El yermo se extiende bajo un cielo sin matices. Se confunde con el horizonte. Con el bochorno. Antes era un barranco. Ahora, un llano quemado, un lugar apartado para los chavales… La muchacha viste blusa y falda. Lleva dos trenzas de pelo negro y la frente descubierta. Chupa el cigarrillo. Apenas tose. ¿Otra? Va, venga. Te he dicho que la dejes. Si le gusta… El muchacho se vuelve. Chuta unas piedras. La mira (esmirriada, con otro). Mira quién viene… ¿Quiéne? Una motocicleta por el camino. ¿Viene solo? No. Qué va. Traen el polvo, el ruido del motor… ¿Y el paquete?

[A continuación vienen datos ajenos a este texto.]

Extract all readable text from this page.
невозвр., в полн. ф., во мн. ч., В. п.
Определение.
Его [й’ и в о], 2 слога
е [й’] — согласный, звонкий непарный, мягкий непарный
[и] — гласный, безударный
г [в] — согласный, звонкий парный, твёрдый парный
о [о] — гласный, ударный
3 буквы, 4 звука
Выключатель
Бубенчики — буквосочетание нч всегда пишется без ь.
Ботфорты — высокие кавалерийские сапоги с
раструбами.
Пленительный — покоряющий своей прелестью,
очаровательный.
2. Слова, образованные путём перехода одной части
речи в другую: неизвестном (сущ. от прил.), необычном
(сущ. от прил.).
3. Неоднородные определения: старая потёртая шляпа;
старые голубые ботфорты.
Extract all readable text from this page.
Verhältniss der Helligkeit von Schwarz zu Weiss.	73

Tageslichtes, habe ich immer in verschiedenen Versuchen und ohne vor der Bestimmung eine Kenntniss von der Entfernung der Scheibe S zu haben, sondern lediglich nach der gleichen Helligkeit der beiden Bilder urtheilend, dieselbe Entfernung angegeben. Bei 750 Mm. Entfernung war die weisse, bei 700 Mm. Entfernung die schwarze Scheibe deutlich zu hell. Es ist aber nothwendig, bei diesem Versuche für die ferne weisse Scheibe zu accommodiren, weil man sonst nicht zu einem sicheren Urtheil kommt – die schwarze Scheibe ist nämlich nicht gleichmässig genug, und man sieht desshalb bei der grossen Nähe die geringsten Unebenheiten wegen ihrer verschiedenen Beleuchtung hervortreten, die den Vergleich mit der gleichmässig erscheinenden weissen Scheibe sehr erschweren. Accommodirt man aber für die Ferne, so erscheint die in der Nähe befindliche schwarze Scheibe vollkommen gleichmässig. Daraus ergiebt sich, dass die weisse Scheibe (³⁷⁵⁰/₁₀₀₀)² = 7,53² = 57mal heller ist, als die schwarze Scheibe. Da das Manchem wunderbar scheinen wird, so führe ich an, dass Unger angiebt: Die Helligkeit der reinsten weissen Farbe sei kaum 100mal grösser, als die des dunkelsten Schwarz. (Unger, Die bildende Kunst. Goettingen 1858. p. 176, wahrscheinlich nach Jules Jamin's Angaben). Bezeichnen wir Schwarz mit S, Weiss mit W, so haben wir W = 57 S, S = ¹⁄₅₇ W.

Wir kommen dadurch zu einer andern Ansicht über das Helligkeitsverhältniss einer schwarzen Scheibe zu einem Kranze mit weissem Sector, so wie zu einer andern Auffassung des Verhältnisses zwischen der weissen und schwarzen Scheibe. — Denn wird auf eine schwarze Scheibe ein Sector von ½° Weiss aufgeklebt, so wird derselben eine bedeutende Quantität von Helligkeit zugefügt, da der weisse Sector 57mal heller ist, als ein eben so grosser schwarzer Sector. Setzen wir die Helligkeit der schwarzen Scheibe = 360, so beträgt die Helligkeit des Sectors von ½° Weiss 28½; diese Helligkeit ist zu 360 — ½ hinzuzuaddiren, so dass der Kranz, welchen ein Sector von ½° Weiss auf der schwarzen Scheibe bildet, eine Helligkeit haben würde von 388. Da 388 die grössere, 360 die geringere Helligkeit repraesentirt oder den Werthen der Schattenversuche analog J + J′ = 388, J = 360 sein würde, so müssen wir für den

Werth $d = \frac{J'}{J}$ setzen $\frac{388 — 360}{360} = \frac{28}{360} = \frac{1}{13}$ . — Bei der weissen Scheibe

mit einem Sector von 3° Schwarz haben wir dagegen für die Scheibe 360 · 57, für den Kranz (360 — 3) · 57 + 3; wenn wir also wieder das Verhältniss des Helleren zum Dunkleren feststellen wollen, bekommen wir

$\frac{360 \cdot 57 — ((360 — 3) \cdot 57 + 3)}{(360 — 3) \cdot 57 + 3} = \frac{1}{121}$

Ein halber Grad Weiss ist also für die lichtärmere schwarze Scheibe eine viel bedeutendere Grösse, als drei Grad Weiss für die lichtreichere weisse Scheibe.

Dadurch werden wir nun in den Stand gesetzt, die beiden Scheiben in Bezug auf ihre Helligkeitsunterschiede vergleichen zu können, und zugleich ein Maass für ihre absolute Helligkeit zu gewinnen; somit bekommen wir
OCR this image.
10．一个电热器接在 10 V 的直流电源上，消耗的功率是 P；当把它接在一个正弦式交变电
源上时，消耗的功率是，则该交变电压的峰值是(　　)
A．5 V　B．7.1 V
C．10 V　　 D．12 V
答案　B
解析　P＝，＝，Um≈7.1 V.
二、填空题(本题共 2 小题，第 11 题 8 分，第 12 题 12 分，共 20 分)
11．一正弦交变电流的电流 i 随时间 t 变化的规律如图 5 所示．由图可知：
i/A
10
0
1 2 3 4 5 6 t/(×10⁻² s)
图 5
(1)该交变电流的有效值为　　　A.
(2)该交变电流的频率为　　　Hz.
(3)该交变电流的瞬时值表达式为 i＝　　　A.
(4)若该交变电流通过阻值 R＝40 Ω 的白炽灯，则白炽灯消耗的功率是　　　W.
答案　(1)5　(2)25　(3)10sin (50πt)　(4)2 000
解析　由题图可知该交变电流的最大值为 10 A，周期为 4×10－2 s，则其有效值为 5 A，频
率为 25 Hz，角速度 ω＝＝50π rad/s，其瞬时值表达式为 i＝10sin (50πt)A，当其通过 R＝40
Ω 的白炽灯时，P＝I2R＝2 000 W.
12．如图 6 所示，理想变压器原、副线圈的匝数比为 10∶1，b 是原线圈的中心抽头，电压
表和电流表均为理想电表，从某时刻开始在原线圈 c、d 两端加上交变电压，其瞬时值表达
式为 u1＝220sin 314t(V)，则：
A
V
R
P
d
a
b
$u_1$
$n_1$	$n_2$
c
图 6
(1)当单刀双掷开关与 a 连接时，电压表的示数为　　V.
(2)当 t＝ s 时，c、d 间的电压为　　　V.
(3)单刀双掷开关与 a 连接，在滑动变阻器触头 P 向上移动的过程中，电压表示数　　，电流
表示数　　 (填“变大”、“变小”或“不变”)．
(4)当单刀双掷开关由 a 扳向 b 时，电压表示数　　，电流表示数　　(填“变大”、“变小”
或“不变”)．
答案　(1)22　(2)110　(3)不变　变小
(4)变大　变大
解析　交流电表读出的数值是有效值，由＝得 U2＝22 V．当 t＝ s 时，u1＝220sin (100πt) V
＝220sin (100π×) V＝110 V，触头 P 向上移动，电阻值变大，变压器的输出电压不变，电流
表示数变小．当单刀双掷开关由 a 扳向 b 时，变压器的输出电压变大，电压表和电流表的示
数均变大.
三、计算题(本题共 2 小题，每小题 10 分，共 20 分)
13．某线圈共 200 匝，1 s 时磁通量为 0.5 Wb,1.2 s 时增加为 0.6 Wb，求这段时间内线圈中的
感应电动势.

Parece la hija del pastelero. ¿Sí? Decían en el barrio que eran novios. Aunque nunca los vi del brazo, cuando hablaba de ella, hablaba distinto… No era una más. Era la más bonita de todas. Era la que todos nosotros soñamos alguna vez porque todos nosotros, alguna vez, soñamos con sacarla a pasear, con llevarla al cine, con cogerla de la mano… Con nuestras manos pegajosas, nuestras manos en los bolsillos. No era para nosotros, aunque se bajase de la moto, aunque supiéramos que el cielo, en sus ojos, es otro… Sus ojos rojos y el chaval, desde la moto, que qué hacemos… Íbamos al cine. ¿Todos? Sí. Dan una de miedo… ¿Y tú? ¿También vas? ¿No quieres darte una vuelta?